Machine control: 200,000th NC control shipped, tool show

Schaumburg, IL--After 30 years in business, Heidenhain Corp. is celebrating the shipment of its 200,000th NC control.

By Control Engineering Staff August 3, 2007

Schaumburg, IL —After 30 years in business, Heidenhain Corp. is celebrating the shipment of its 200,000th NC control. The company reports that with more than 30,000 units, the current iTNC 530 has succeeded TNC 426 as the most successful of more than 50 models, with 10,000 expected to ship out from Traunreut, Germany, this year.

Features include plain-language, conversational programming and the smart.NC operating mode provides fillable forms, interactive graphics and additional user aids. The Heidenhain controls are suitable for machining centers and complex milling machines for 5-axis machining. iTNC 530 is implemented for short machining times, high contour accuracy, short block processing times and optimal path control. TNC 320 is used in machines with up to four controlled axes. The TNC 124 is a straight-cut control for simple machine tools.

The company will be among many displaying tools at the EMO Show, the world of machine tools (Sept. 17-22, Hannover, Germany). Heidenhain will be in Hall 25, Booth E18. Demonstration units and presentations will illustrate the difference between machining on machine tools equipped with linear encoders, which enable higher positioning precision and higher production efficiency.
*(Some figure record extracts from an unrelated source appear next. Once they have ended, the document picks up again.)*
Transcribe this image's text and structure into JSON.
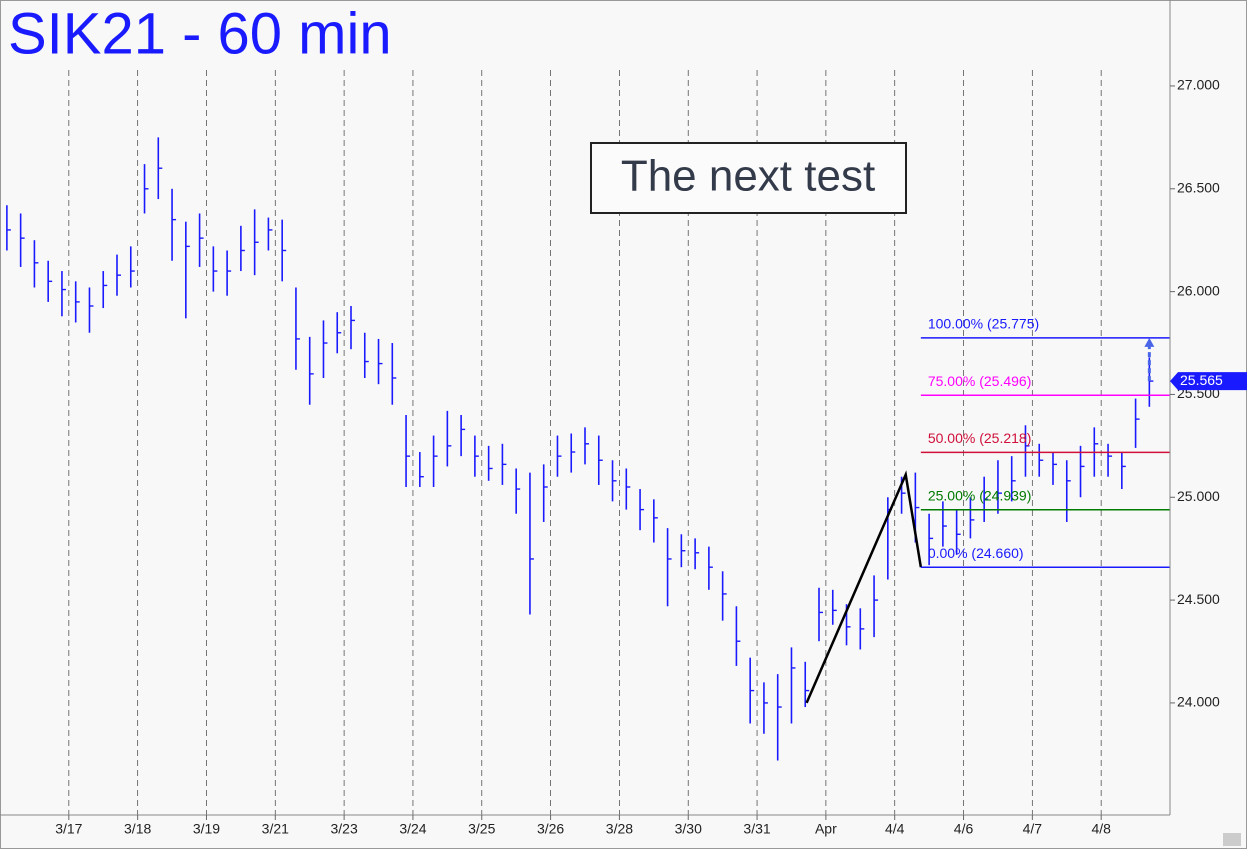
{
  "chart_data": {
    "type": "ohlc",
    "title": "SIK21 - 60 min",
    "annotation": "The next test",
    "color": "#1a1aff",
    "grid": "x",
    "xlim": [
      0,
      85
    ],
    "xticks": [
      {
        "value": 5,
        "label": "3/17"
      },
      {
        "value": 10,
        "label": "3/18"
      },
      {
        "value": 15,
        "label": "3/19"
      },
      {
        "value": 20,
        "label": "3/21"
      },
      {
        "value": 25,
        "label": "3/23"
      },
      {
        "value": 30,
        "label": "3/24"
      },
      {
        "value": 35,
        "label": "3/25"
      },
      {
        "value": 40,
        "label": "3/26"
      },
      {
        "value": 45,
        "label": "3/28"
      },
      {
        "value": 50,
        "label": "3/30"
      },
      {
        "value": 55,
        "label": "3/31"
      },
      {
        "value": 60,
        "label": "Apr"
      },
      {
        "value": 65,
        "label": "4/4"
      },
      {
        "value": 70,
        "label": "4/6"
      },
      {
        "value": 75,
        "label": "4/7"
      },
      {
        "value": 80,
        "label": "4/8"
      }
    ],
    "ylim": [
      23.455,
      27.418
    ],
    "yticks": [
      {
        "value": 24,
        "label": "24.000"
      },
      {
        "value": 24.5,
        "label": "24.500"
      },
      {
        "value": 25,
        "label": "25.000"
      },
      {
        "value": 25.5,
        "label": "25.500"
      },
      {
        "value": 26,
        "label": "26.000"
      },
      {
        "value": 26.5,
        "label": "26.500"
      },
      {
        "value": 27,
        "label": "27.000"
      }
    ],
    "close": [
      26.3,
      26.26,
      26.14,
      26.05,
      26.01,
      25.95,
      25.93,
      26.03,
      26.08,
      26.1,
      26.5,
      26.6,
      26.35,
      26.22,
      26.26,
      26.1,
      26.1,
      26.2,
      26.24,
      26.3,
      26.2,
      25.77,
      25.6,
      25.75,
      25.8,
      25.86,
      25.66,
      25.65,
      25.58,
      25.2,
      25.1,
      25.2,
      25.25,
      25.33,
      25.2,
      25.14,
      25.16,
      25.04,
      24.7,
      25.05,
      25.2,
      25.22,
      25.26,
      25.18,
      25.08,
      25.05,
      24.94,
      24.9,
      24.7,
      24.74,
      24.73,
      24.66,
      24.53,
      24.3,
      24.06,
      24.0,
      23.98,
      24.17,
      24.06,
      24.44,
      24.45,
      24.37,
      24.36,
      24.5,
      24.94,
      25.02,
      24.95,
      24.8,
      24.86,
      24.82,
      24.89,
      24.99,
      25.02,
      25.08,
      25.25,
      25.18,
      25.16,
      25.08,
      25.15,
      25.26,
      25.2,
      25.15,
      25.38,
      25.565
    ],
    "high": [
      26.42,
      26.38,
      26.25,
      26.15,
      26.1,
      26.05,
      26.02,
      26.1,
      26.18,
      26.22,
      26.62,
      26.75,
      26.5,
      26.34,
      26.38,
      26.22,
      26.2,
      26.32,
      26.4,
      26.36,
      26.35,
      26.02,
      25.78,
      25.86,
      25.9,
      25.93,
      25.8,
      25.77,
      25.75,
      25.4,
      25.22,
      25.3,
      25.42,
      25.4,
      25.3,
      25.25,
      25.26,
      25.14,
      25.12,
      25.16,
      25.3,
      25.31,
      25.34,
      25.3,
      25.18,
      25.14,
      25.04,
      24.99,
      24.85,
      24.82,
      24.8,
      24.76,
      24.64,
      24.47,
      24.22,
      24.1,
      24.14,
      24.27,
      24.2,
      24.56,
      24.55,
      24.48,
      24.46,
      24.62,
      25.0,
      25.1,
      25.12,
      24.92,
      24.98,
      24.94,
      25.0,
      25.1,
      25.18,
      25.2,
      25.35,
      25.26,
      25.22,
      25.18,
      25.25,
      25.34,
      25.26,
      25.22,
      25.48,
      25.68
    ],
    "low": [
      26.2,
      26.12,
      26.02,
      25.95,
      25.88,
      25.85,
      25.8,
      25.92,
      25.98,
      26.02,
      26.38,
      26.45,
      26.15,
      25.87,
      26.12,
      26.0,
      25.98,
      26.1,
      26.08,
      26.2,
      26.05,
      25.62,
      25.45,
      25.58,
      25.7,
      25.72,
      25.58,
      25.55,
      25.45,
      25.05,
      25.05,
      25.05,
      25.15,
      25.2,
      25.1,
      25.08,
      25.06,
      24.92,
      24.43,
      24.88,
      25.1,
      25.12,
      25.16,
      25.06,
      24.98,
      24.94,
      24.84,
      24.78,
      24.47,
      24.66,
      24.65,
      24.55,
      24.4,
      24.18,
      23.9,
      23.85,
      23.72,
      23.9,
      23.98,
      24.3,
      24.38,
      24.28,
      24.26,
      24.32,
      24.6,
      24.92,
      24.78,
      24.67,
      24.76,
      24.72,
      24.8,
      24.88,
      24.92,
      24.98,
      25.1,
      25.1,
      25.06,
      24.88,
      25.0,
      25.1,
      25.1,
      25.04,
      25.24,
      25.44
    ],
    "pattern": {
      "x": [
        58.6,
        65.8,
        66.9
      ],
      "y": [
        24.0,
        25.11,
        24.66
      ],
      "color": "#000000"
    },
    "fib_levels": [
      {
        "label": "100.00% (25.775)",
        "value": 25.775,
        "color": "#1a1aff"
      },
      {
        "label": "75.00% (25.496)",
        "value": 25.496,
        "color": "#ff00ff"
      },
      {
        "label": "50.00% (25.218)",
        "value": 25.218,
        "color": "#d0103a"
      },
      {
        "label": "25.00% (24.939)",
        "value": 24.939,
        "color": "#007a00"
      },
      {
        "label": "0.00% (24.660)",
        "value": 24.66,
        "color": "#1a1aff"
      }
    ]
  }
}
The company announces that it will connect control components using the purely digital real-time Ethernet bus HSC and that encoders will be connected with the EnDat 2.2 fully digital interface to make the system noise-proof, diagnosable, and, according to the company, more available. Two new controls will feature the interfaces — the TNC 620 in the mid-range processing power segment and the iTNC 530 control to address high-end applications. Manual plus 620 is the new control for lathes. The TS 740 is a high-accuracy infrared touch probe for demanding 3D measuring tasks on machine tools or on measuring machines, and the TS 444 is a battery-free infrared touch probe system.